L’usine sucrière Jean Léopold Dominique de Darbonne est actuellement exploitée en deçà de son potentiel. La maigre subvention annuelle de l’Etat et les retards de décaissement réduisent son alimentation. Le Comité de gestion à sa tête préconise un partenariat public-privé pour un meilleur rendement.
Avec désolation, Emmanuel Beaummier, secrétaire du Mouvement des cultivateurs et distillateurs de Léogâne, montre l’état des terres avoisinant l’usine sucrière Jean Leopold Dominique de Darbonne. Ces terres de la troisième section Grande Rivière, l’une des zones les plus arrosées de la plaine de Léogâne, alimentaient l’usine en canne à sucre depuis son lancement en 1983. « Vous voyez ! s’exclame Edgard Beaummier, les terres agricoles sont maintenant occupées par des maisons construites par des ONG après le séisme sous le regard passif des autorités. » A l’intérieur d’une grande clôture, l’usine sucrière de Darbonne est là avec un vrombissement léger de moteur et quelques hommes assis à l’entrée.

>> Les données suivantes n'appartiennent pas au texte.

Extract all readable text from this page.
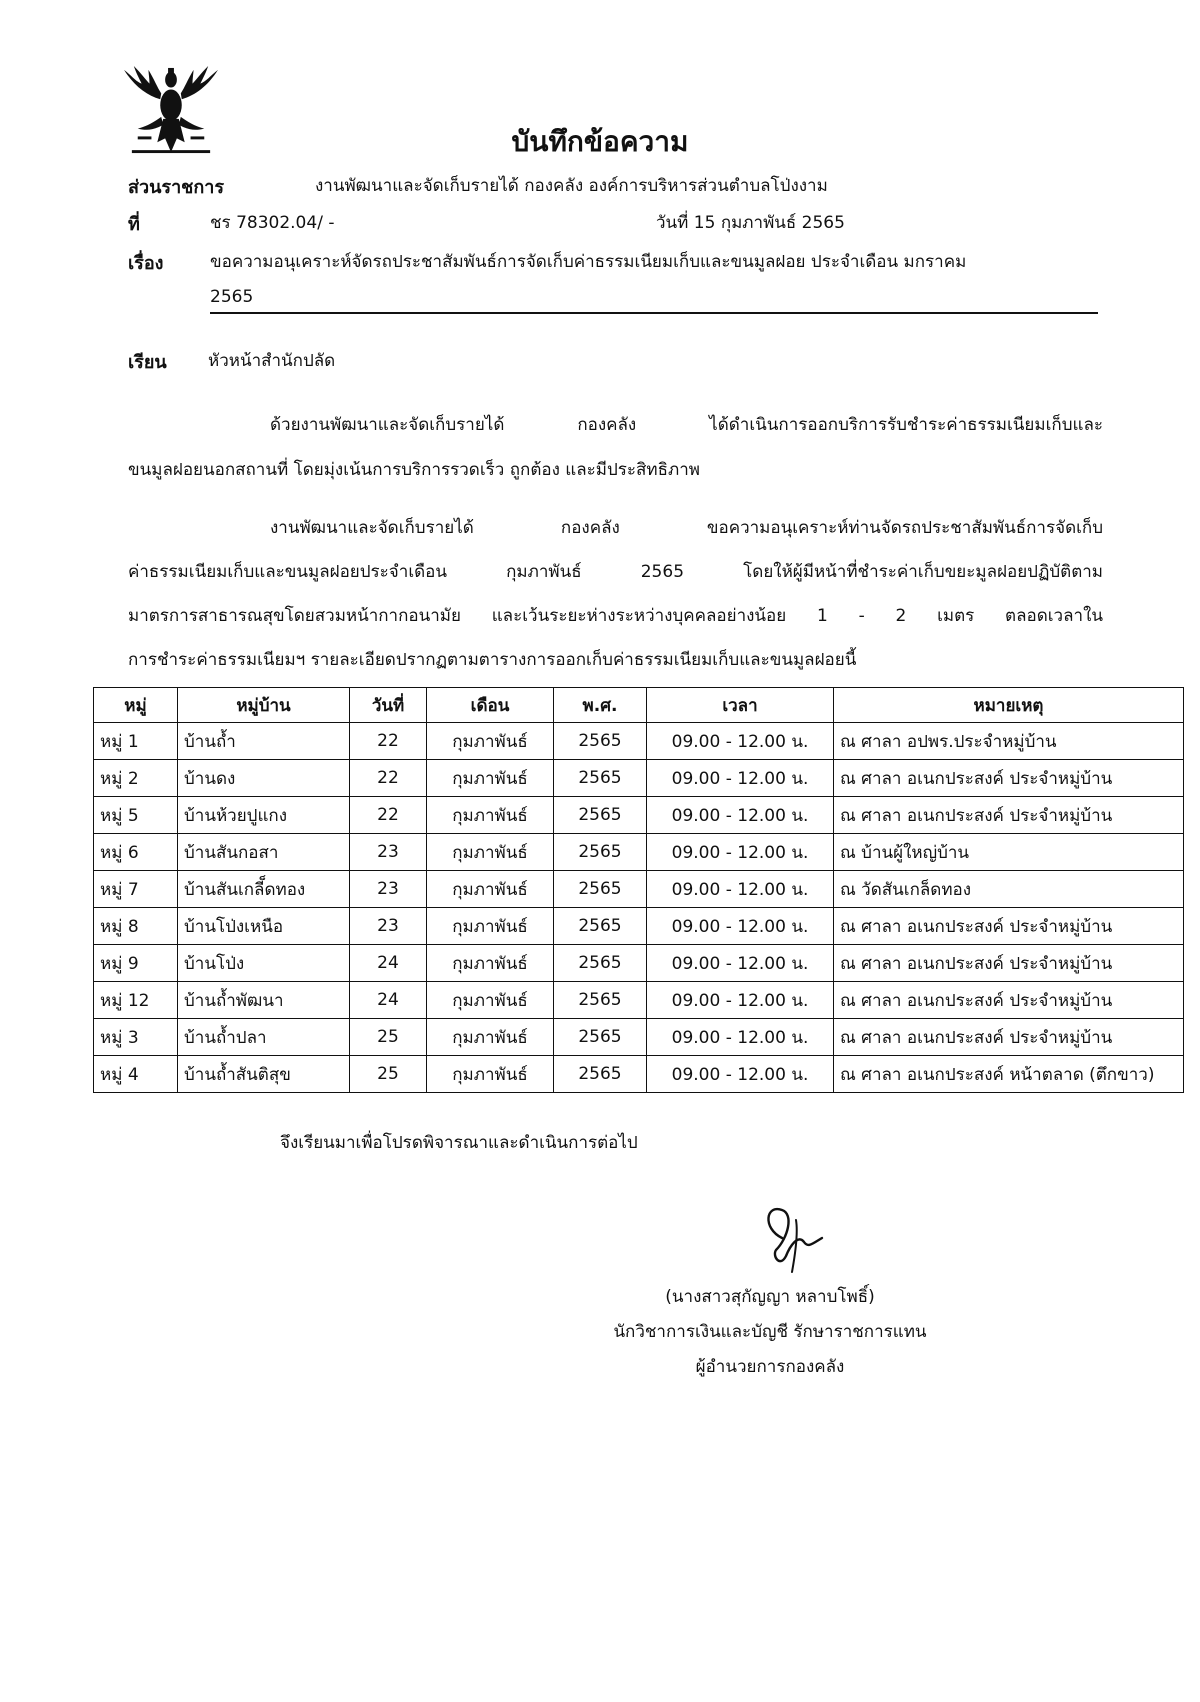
บันทึกข้อความ
ส่วนราชการ	งานพัฒนาและจัดเก็บรายได้ กองคลัง องค์การบริหารส่วนตำบลโป่งงาม
ที่	ชร 78302.04/ -	วันที่ 15 กุมภาพันธ์ 2565
เรื่อง	ขอความอนุเคราะห์จัดรถประชาสัมพันธ์การจัดเก็บค่าธรรมเนียมเก็บและขนมูลฝอย ประจำเดือน มกราคม
2565
เรียน หัวหน้าสำนักปลัด
ด้วยงานพัฒนาและจัดเก็บรายได้ กองคลัง ได้ดำเนินการออกบริการรับชำระค่าธรรมเนียมเก็บและ
ขนมูลฝอยนอกสถานที่ โดยมุ่งเน้นการบริการรวดเร็ว ถูกต้อง และมีประสิทธิภาพ
งานพัฒนาและจัดเก็บรายได้ กองคลัง ขอความอนุเคราะห์ท่านจัดรถประชาสัมพันธ์การจัดเก็บ
ค่าธรรมเนียมเก็บและขนมูลฝอยประจำเดือน กุมภาพันธ์ 2565 โดยให้ผู้มีหน้าที่ชำระค่าเก็บขยะมูลฝอยปฏิบัติตาม
มาตรการสาธารณสุขโดยสวมหน้ากากอนามัย และเว้นระยะห่างระหว่างบุคคลอย่างน้อย 1 - 2 เมตร ตลอดเวลาใน
การชำระค่าธรรมเนียมฯ รายละเอียดปรากฏตามตารางการออกเก็บค่าธรรมเนียมเก็บและขนมูลฝอยนี้
หมู่	หมู่บ้าน	วันที่	เดือน	พ.ศ.	เวลา	หมายเหตุ
หมู่ 1	บ้านถ้ำ	22	กุมภาพันธ์	2565	09.00 - 12.00 น.	ณ ศาลา อปพร.ประจำหมู่บ้าน
หมู่ 2	บ้านดง	22	กุมภาพันธ์	2565	09.00 - 12.00 น.	ณ ศาลา อเนกประสงค์ ประจำหมู่บ้าน
หมู่ 5	บ้านห้วยปูแกง	22	กุมภาพันธ์	2565	09.00 - 12.00 น.	ณ ศาลา อเนกประสงค์ ประจำหมู่บ้าน
หมู่ 6	บ้านสันกอสา	23	กุมภาพันธ์	2565	09.00 - 12.00 น.	ณ บ้านผู้ใหญ่บ้าน
หมู่ 7	บ้านสันเกลี็ดทอง	23	กุมภาพันธ์	2565	09.00 - 12.00 น.	ณ วัดสันเกล็ดทอง
หมู่ 8	บ้านโป่งเหนือ	23	กุมภาพันธ์	2565	09.00 - 12.00 น.	ณ ศาลา อเนกประสงค์ ประจำหมู่บ้าน
หมู่ 9	บ้านโป่ง	24	กุมภาพันธ์	2565	09.00 - 12.00 น.	ณ ศาลา อเนกประสงค์ ประจำหมู่บ้าน
หมู่ 12	บ้านถ้ำพัฒนา	24	กุมภาพันธ์	2565	09.00 - 12.00 น.	ณ ศาลา อเนกประสงค์ ประจำหมู่บ้าน
หมู่ 3	บ้านถ้ำปลา	25	กุมภาพันธ์	2565	09.00 - 12.00 น.	ณ ศาลา อเนกประสงค์ ประจำหมู่บ้าน
หมู่ 4	บ้านถ้ำสันติสุข	25	กุมภาพันธ์	2565	09.00 - 12.00 น.	ณ ศาลา อเนกประสงค์ หน้าตลาด (ตึกขาว)
จึงเรียนมาเพื่อโปรดพิจารณาและดำเนินการต่อไป
(นางสาวสุกัญญา หลาบโพธิ์)
นักวิชาการเงินและบัญชี รักษาราชการแทน
ผู้อำนวยการกองคลัง
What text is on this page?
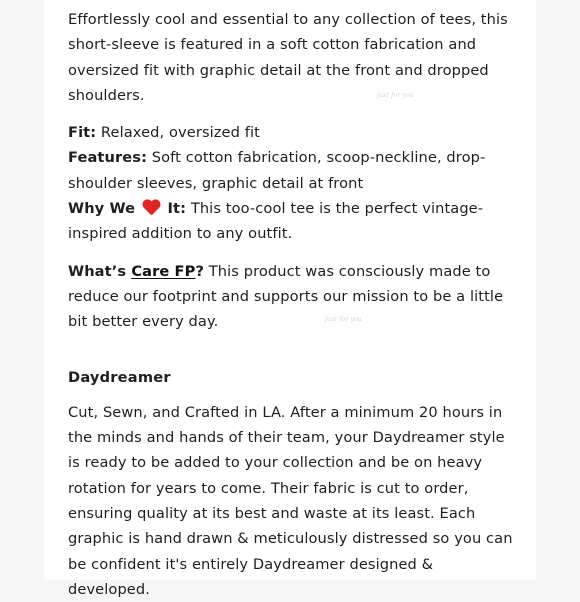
just for you
just for you

Effortlessly cool and essential to any collection of tees, this short-sleeve is featured in a soft cotton fabrication and oversized fit with graphic detail at the front and dropped shoulders.

Fit: Relaxed, oversized fit

Features: Soft cotton fabrication, scoop-neckline, drop-shoulder sleeves, graphic detail at front

Why We  It: This too-cool tee is the perfect vintage-inspired addition to any outfit.

What’s Care FP? This product was consciously made to reduce our footprint and supports our mission to be a little bit better every day.

Daydreamer

Cut, Sewn, and Crafted in LA. After a minimum 20 hours in the minds and hands of their team, your Daydreamer style is ready to be added to your collection and be on heavy rotation for years to come. Their fabric is cut to order, ensuring quality at its best and waste at its least. Each graphic is hand drawn & meticulously distressed so you can be confident it's entirely Daydreamer designed & developed.
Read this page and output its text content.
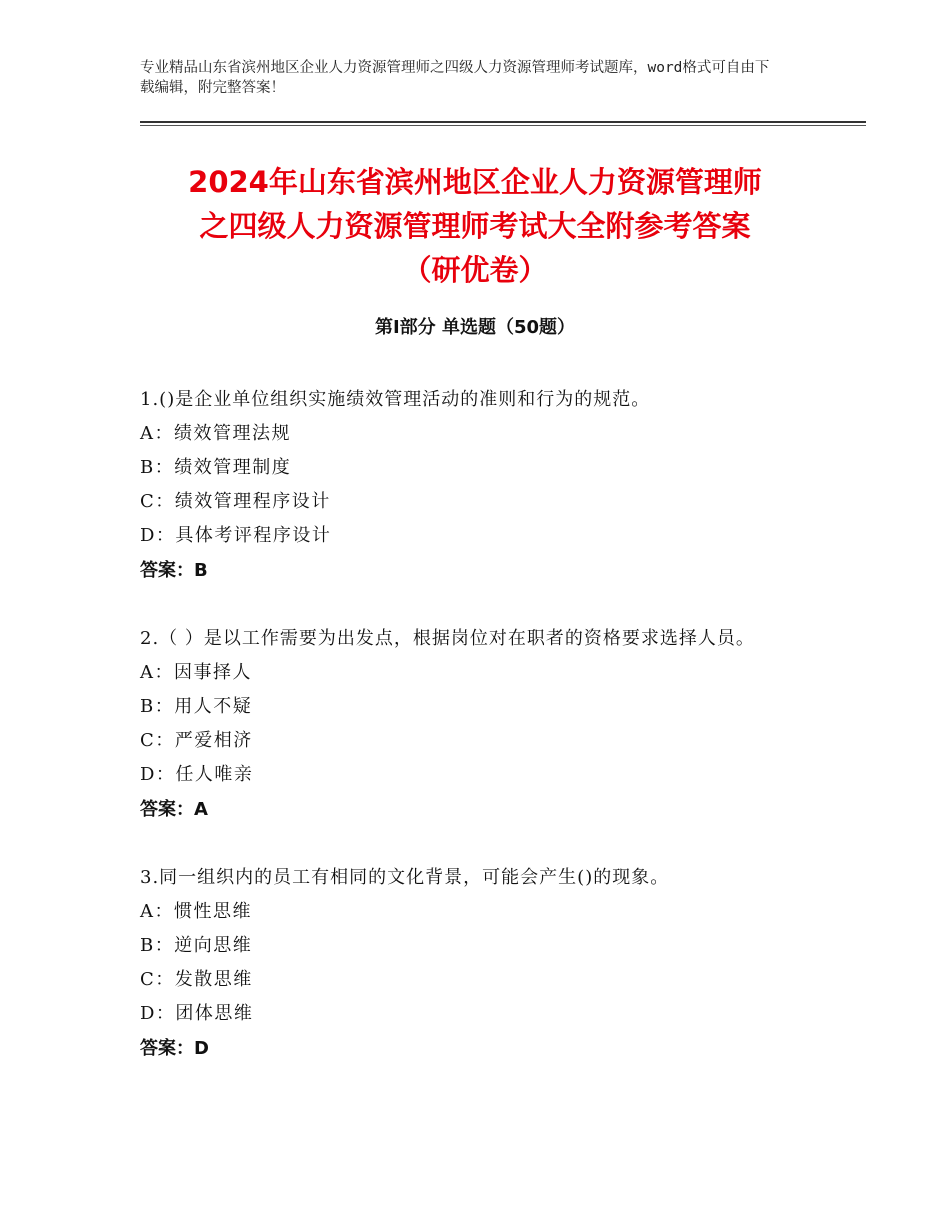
专业精品山东省滨州地区企业人力资源管理师之四级人力资源管理师考试题库，word格式可自由下载编辑，附完整答案！
2024年山东省滨州地区企业人力资源管理师
之四级人力资源管理师考试大全附参考答案
（研优卷）
第Ⅰ部分 单选题（50题）
1.()是企业单位组织实施绩效管理活动的准则和行为的规范。
A：绩效管理法规
B：绩效管理制度
C：绩效管理程序设计
D：具体考评程序设计
答案：B
2.（ ）是以工作需要为出发点，根据岗位对在职者的资格要求选择人员。
A：因事择人
B：用人不疑
C：严爱相济
D：任人唯亲
答案：A
3.同一组织内的员工有相同的文化背景，可能会产生()的现象。
A：惯性思维
B：逆向思维
C：发散思维
D：团体思维
答案：D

Grosse usine, faible rendement
Nous sommes au mois de mai, la zafra n’a même pas encore commencé. Cette période de coupe de canne à sucre doit débuter le 15 janvier pour prendre fin le 15 avril. Au-delà de cette période, à cause des pluies, le taux de saccharose dans les cannes baisse et leur rendement n’est plus le même. Cette année encore, un retard de décaissement des 25 millions de gourdes de subvention annuelle de l’Etat retarde la zafra. Cette subvention est pourtant essentielle pour lancer les réparations dans l’usine, sur les routes agricoles et aussi pour acheter la canne des cultivateurs. Chaque année, la zafra crée une activité économique non négligeable à Léogâne avec plus de 2 000 emplois. Lorsqu’elle commence à temps, l’usine broie au moins 40 000 tonnes de cannes pour produire 34 000 sacs de sucre. En 2005, 60 000 tonnes de cannes broyées ont produit 52 000 sacs de sucre et 20 000 barils de sirop. L’année dernière, à cause du retard de décaissement, seulement 7 000 tonnes ont été broyées.
Une tonne de canne à sucre produit normalement 130 grammes de saccharose pour 1,25 sac de sucre. Il faut extraire tout le sucre des grades A, B et C pour obtenir finalement de la mélasse. L’usine de Darbonne produit seulement le sucre de grade A. Les distillateurs achètent le sirop riche en sucre de grade B et C pour produire du clairin. Ainsi, l’usine produit 0,8 sac de sucre par tonne de canne. « Dans nos moulins traditionnels, la canne broyée rend seulement 40 % de son jus, alors que l’usine de Darbonne les broie jusqu’à 98 % de leur jus, explique Edgard Beaummier. Avec la bagasse générée, l’usine produit l’électricité pour sa consommation et le surplus est vendu sur le réseau de l’EDH. »
Baisse de la production de canne
Jusque vers 1970, Haïti exportait du sucre à l’étranger grâce aux usines Hasco dans l’Ouest, Welsh dans le Nord et la centrale Dessalines dans le Sud. En 1980, l’Etat achète l’usine de Darbonne à l’Italie pour 70 millions de dollars. Elle avait une capacité de broyage installée de 3 000 tonnes de canne à sucre par jour. A partir 1987, dans le cadre des politiques néolibérales mises en place, elle a été fermée durant environ quinze ans. L’introduction d’éthanol frelaté sur le marché à la fin de l’année 1999 a causé une mévente du clairin à l’échelle du pays et occasionné la fermeture de distilleries et une baisse drastique de la production de canne à sucre. Sous pression des producteurs de Léogâne, le gouvernement a financé les travaux de réparation de l’usine de Darbonne et relancé son fonctionnement à 50 % de sa capacité.

Autrefois, l’usine HASCO prenait chaque année 120 000 tonnes de canne à sucre à Léogâne. Au début des années 1980, près 6 600 hectares de terres étaient plantés en canne à sucre. Actuellement, la superficie se situe autour de 2 500 hectares pour un volume de production de 35 tonnes à l’hectare. Les producteurs investissent très peu dans la culture de canne à cause des retards réguliers de l’usine. La commission de gestion de l’usine, dans ses rapports annuels, recommande un partenariat public-privé pour une meilleure gestion de celle-ci. Elle préconise l’introduction de nouvelles variétés de canne à sucre pour augmenter le rendement à l’hectare. A cause de la décote de la gourde, la hausse des prix des produits pétroliers et des coûts de réparation, les 25 millions de gourdes de subvention ne suffisent pas. C’est ainsi que la firme américaine BioTek négocie avec l’Etat haïtien pour participer à une exploitation plus rationnelle de l’usine.